4. En vertu de l’annexe de l’arrêté du 3 janvier 2017 pris pour l’application de ces dispositions, le critère relatif à la réduction importante de la capacité et de l’autonomie de déplacement à pied, lesquelles s’apprécient à partir de l’activité relative aux déplacements à l’extérieur, est rempli lorsque la personne a un périmètre de marche limité et inférieur à 200 mètres ou lorsqu’elle a systématiquement recours pour ses déplacements extérieurs soit à une aide humaine, soit à une prothèse de membre inférieur, soit à une canne ou tous autres appareillages manipulés à l’aide d’un ou des deux membres supérieurs (exemple : déambulateur), soit à un fauteuil roulant, y compris lorsqu’elle le manœuvre seule et sans difficulté, soit enfin à une oxygénothérapie.

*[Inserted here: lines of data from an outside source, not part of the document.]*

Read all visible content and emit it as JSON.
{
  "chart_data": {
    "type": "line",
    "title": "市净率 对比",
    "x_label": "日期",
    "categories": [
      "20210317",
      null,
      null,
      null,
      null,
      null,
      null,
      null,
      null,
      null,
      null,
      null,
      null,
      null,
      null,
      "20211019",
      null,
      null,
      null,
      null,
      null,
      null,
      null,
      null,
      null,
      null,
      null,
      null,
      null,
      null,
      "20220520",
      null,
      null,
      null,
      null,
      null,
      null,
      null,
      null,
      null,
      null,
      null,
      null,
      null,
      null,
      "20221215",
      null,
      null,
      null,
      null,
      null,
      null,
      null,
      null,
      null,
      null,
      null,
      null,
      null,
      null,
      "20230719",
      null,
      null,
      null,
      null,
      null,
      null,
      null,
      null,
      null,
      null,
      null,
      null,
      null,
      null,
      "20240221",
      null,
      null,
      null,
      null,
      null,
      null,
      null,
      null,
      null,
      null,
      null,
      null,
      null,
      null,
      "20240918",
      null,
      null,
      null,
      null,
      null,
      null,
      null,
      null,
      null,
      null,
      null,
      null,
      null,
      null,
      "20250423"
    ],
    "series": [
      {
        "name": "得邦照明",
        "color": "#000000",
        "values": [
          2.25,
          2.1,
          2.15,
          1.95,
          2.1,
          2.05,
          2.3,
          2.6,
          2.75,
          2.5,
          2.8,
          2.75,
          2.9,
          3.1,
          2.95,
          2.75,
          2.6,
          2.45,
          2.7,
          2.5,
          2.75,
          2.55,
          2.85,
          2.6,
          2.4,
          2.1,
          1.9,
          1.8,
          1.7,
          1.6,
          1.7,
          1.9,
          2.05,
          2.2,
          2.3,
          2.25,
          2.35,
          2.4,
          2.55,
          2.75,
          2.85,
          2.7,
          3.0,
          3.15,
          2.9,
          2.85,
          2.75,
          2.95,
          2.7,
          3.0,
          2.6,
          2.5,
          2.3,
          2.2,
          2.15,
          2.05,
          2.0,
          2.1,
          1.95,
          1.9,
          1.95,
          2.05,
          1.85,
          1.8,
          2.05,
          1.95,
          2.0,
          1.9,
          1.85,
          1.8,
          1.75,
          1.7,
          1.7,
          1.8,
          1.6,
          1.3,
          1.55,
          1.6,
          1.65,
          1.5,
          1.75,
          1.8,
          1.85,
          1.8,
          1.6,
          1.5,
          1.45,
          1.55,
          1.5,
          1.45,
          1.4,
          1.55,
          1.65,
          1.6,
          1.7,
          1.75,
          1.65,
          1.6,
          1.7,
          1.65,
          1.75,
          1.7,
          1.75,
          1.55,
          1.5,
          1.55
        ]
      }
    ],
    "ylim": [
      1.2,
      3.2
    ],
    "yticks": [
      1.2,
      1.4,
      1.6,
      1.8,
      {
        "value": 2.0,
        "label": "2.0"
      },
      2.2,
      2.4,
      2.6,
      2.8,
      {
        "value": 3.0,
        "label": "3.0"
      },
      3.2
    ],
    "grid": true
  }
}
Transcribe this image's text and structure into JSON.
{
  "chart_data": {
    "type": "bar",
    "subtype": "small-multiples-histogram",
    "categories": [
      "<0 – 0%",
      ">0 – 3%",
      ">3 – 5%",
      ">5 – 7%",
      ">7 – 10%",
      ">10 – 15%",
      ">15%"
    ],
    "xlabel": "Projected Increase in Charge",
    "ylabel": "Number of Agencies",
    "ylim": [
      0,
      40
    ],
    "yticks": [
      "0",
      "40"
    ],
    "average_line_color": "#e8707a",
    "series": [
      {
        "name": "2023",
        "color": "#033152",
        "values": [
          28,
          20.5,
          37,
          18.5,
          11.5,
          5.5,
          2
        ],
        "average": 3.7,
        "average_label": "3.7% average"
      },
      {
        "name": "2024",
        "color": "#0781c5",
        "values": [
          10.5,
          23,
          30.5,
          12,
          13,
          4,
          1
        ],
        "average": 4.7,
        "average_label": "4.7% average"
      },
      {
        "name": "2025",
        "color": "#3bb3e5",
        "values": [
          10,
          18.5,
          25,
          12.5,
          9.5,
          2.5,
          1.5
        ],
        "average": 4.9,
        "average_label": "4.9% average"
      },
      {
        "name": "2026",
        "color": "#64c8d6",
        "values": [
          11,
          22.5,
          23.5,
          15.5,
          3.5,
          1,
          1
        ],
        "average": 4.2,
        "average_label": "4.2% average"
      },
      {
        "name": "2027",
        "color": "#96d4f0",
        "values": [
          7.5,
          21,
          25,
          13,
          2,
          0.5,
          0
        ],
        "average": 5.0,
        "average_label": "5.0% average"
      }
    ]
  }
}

5. En l’espèce, Mme E est mère de deux enfants mineurs atteints de la drépanocytose homozygote. Elle a déposé une carte mobilité inclusion mention stationnement pour son fils B. Elle avance que l’octroi de cette carte a pour objectif de faciliter son accès aux hôpitaux en cas de crises et permettrait un accès plus rapide aux soins urgents afin d’éviter des conséquences dommageables pour son fils. Toutefois, sans remettre en cause le caractère invalidant de l’état de santé de son enfant, aucune pièce ne permettent de retenir que l’enfant de Mme E serait dans l’impossibilité de se déplacer dans un périmètre inférieur à 200 mètres ou aurait besoin d’une tierce assistance.
6. Il résulte de ce qui précède qu’il y a lieu de rejeter la requête de Mme E dans l’ensemble de ses conclusions.
D E C I D E :
Article 1er : La requête de Mme E est rejetée.
Article 2 : Le présent jugement sera notifié à Mme C E, à Me Shibaba et au département de l’Isère.
Rendu public par mise à disposition au greffe le 23 décembre 2024.
Le président,
J-P. ALa greffière,
A. CHEVALIER
La République mande et ordonne à la préfète de l’Isère en ce qui la concerne ou à tous commissaires de justice à ce requis en ce qui concerne les voies de droit commun contre les parties privées, de pourvoir à l’exécution de la présente décision.